Next vision: the eyewear trends igniting present and future
At MIDO 2026, one trend stands out above all: eyewear is increasingly becoming a language.
No longer just an accessory that “completes” a look, it now tells stories of identity, taste and intention. The collections on display reveal a new balance between essential design and research, between heritage and contemporaneity, between the desire for authenticity and the drive to push boundaries through increasingly advanced materials and processes.
The trends emerging today move along three strong directions. Water Lights, with transparencies, lightness and lighting effects that transform colour. Magma, where material becomes intense, organic, almost primal, driven by advanced technologies. Carnet de Voyage, bringing urban atmospheres, archives, symbols and international inspirations into design. Completing the picture are sustainable materials (bio-acetates, recycled materials, lightweight metals), reinterpreted timeless shapes (pilot, cat-eye, panto, navigator), and sober yet sophisticated palettes—crystal, havana, natural tones, with bolder accents precisely calibrated.
While MIDO powerfully showcases the eyewear of the present, the future is already on the agenda. With the LIVETREND talk on Spring Summer 2027 Eyewear Trends, the exhibition also becomes the place to start reading, in advance, the codes that will shape the next season, through the evolution of shapes, colours and materials. The starting assumption is clear: in a context marked by geopolitical, cultural and technological instability, consumers respond to anxiety by seeking identity-driven niches, rituals and new forms of aesthetic identification.
SS27 forecasts are articulated into four distinct macro-trends, each with its own visual and material universe.
Mare Noir interprets an uneasy yet sophisticated nostalgia—a desire to escape towards a past perceived as safer. The maritime theme generates a refined sense of estrangement: reimagined sailor uniforms, “modest” aesthetics, sharp black-and-white contrasts, and opaline, pinstriped, almost powdery structures. The palette moves through earthy tones, flesh hues and burgundy, while design plays with contrasts between colour and structure, blending nostalgia and futuristic tension through angles, cut-outs and clean geometries.

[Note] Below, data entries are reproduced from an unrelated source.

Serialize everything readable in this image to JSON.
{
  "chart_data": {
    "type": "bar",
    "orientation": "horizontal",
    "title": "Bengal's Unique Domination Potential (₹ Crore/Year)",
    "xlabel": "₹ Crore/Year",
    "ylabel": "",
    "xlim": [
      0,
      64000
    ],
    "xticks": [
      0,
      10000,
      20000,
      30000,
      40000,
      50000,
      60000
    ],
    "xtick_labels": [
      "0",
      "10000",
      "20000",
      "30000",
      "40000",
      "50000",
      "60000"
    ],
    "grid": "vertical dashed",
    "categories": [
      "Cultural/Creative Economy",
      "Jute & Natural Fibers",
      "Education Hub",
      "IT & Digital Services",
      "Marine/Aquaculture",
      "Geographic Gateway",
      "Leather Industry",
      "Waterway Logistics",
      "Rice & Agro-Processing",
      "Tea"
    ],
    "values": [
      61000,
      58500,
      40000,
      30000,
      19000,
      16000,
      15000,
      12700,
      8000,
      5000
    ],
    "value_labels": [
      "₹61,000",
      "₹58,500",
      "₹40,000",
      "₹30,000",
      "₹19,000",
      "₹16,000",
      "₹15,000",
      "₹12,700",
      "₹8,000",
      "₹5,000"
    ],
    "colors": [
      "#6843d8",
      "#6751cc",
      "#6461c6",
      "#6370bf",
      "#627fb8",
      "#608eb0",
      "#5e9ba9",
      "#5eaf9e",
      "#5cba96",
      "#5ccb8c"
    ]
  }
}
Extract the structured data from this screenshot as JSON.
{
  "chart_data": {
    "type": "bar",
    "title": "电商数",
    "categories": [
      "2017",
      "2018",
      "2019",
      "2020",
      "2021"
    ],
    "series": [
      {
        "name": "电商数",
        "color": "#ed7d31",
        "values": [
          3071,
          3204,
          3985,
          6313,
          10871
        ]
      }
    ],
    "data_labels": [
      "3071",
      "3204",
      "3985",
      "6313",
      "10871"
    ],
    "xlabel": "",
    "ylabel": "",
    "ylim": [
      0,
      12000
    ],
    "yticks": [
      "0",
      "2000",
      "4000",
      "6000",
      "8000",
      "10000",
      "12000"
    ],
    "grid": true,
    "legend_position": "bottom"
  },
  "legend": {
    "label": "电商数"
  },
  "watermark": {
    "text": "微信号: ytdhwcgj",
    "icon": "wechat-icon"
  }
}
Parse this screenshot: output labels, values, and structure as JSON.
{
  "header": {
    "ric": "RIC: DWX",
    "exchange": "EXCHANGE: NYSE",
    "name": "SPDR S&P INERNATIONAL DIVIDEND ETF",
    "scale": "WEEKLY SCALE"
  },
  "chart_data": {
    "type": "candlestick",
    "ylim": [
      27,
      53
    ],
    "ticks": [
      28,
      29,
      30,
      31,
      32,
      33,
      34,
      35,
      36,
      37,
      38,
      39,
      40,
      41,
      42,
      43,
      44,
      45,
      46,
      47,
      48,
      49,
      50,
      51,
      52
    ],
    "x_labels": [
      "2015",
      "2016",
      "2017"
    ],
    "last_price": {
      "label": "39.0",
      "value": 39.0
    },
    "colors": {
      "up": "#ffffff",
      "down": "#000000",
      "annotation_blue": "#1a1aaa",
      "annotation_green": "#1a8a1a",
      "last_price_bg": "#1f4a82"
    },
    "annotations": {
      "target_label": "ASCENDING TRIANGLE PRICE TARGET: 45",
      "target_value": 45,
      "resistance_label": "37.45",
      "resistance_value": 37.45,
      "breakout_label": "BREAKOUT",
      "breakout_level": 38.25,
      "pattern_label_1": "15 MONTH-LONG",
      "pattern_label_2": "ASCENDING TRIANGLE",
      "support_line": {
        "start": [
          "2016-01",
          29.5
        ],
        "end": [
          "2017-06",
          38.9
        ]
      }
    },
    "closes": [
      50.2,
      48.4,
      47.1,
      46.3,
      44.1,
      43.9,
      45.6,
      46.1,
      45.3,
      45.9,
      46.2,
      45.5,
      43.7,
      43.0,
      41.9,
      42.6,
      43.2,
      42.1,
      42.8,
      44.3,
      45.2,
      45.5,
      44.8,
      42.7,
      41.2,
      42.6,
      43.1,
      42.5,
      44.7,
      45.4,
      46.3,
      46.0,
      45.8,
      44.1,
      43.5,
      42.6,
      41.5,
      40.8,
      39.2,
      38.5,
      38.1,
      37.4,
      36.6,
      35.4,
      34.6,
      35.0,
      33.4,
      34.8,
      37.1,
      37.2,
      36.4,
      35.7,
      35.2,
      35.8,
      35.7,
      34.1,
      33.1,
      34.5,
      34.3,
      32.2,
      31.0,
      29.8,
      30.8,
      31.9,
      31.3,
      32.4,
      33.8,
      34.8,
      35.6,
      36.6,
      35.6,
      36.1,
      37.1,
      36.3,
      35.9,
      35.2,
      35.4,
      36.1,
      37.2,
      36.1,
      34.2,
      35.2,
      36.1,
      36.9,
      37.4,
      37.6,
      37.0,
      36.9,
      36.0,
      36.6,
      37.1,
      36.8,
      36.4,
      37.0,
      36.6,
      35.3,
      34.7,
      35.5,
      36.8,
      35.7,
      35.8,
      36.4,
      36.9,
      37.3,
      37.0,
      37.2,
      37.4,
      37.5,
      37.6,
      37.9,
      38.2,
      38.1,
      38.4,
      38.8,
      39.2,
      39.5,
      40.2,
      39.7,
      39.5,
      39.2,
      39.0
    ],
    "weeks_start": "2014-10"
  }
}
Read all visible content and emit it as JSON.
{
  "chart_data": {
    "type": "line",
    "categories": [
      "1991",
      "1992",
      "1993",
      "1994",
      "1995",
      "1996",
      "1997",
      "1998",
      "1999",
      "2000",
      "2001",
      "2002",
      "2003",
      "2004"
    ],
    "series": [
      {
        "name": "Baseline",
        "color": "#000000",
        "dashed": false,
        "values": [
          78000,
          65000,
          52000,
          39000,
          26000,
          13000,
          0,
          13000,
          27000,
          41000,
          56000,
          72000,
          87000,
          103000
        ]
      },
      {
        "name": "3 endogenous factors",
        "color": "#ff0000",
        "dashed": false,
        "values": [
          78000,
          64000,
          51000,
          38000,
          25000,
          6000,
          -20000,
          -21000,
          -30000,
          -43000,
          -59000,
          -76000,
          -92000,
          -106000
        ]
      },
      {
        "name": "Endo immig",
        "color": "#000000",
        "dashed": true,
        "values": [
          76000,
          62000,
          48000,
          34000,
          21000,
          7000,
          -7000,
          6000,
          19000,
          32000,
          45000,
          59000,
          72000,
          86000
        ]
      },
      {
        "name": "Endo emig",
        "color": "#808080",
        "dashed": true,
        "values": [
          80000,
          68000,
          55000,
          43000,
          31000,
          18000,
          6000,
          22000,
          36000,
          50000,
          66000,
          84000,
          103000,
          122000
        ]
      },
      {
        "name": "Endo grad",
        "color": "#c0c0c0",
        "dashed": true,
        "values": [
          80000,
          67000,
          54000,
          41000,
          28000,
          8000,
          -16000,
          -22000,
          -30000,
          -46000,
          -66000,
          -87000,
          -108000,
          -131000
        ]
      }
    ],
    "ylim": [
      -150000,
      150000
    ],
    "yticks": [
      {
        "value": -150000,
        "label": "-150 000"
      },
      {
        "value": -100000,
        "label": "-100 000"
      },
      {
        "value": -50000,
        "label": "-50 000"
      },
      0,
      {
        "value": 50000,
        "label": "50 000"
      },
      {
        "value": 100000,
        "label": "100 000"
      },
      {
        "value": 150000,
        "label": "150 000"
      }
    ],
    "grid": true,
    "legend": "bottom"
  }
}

Urban Beach emerges from the hybridisation of everyday life and sport, portraying a fluid consumer who is both professional and athletic. It is the aesthetic of the office mood infused with leisure: tailoring combined with beachwear elements, visual irony, and a desire to break seasonal rules. Colours become more saturated and vibrant, with the return of neon, iridescent shades, compact volumes and bold transparencies. The play lies in the contrast between simple structures and maximalist details, between minimalism and decoration.
Primal Relics responds to the need for ritual and spiritual connection. It is a trend that looks to the exotic, the ancestral, the symbolic gesture. Palettes warm up with spice, mustard and ochre tones, while materials evoke primitive nature: fossil-like and marbled acetates combine with gold-toned metal structures, creating eyewear with an almost talismanic value—both sophisticated and archaic.
Summer Residence, finally, represents a desire for refuge and care. It is an intimate, domestic aesthetic, inspired by a slowed-down, private summer, far from ostentation. Shapes become light and reassuring, almost “barely there”, while materials favour soft-touch surfaces, milky acetates, delicate transparencies and discreet jewel-like details. It is a quiet luxury, made of visual comfort, diffused elegance and a sense of wellbeing, transforming eyewear into something to inhabit rather than to display.
In this dialogue between present and future, MIDO 2026 confirms itself as the place where the market meets forecasting: on one side, trends already consolidated in collections; on the other, emerging codes that will guide eyewear design in the seasons to come.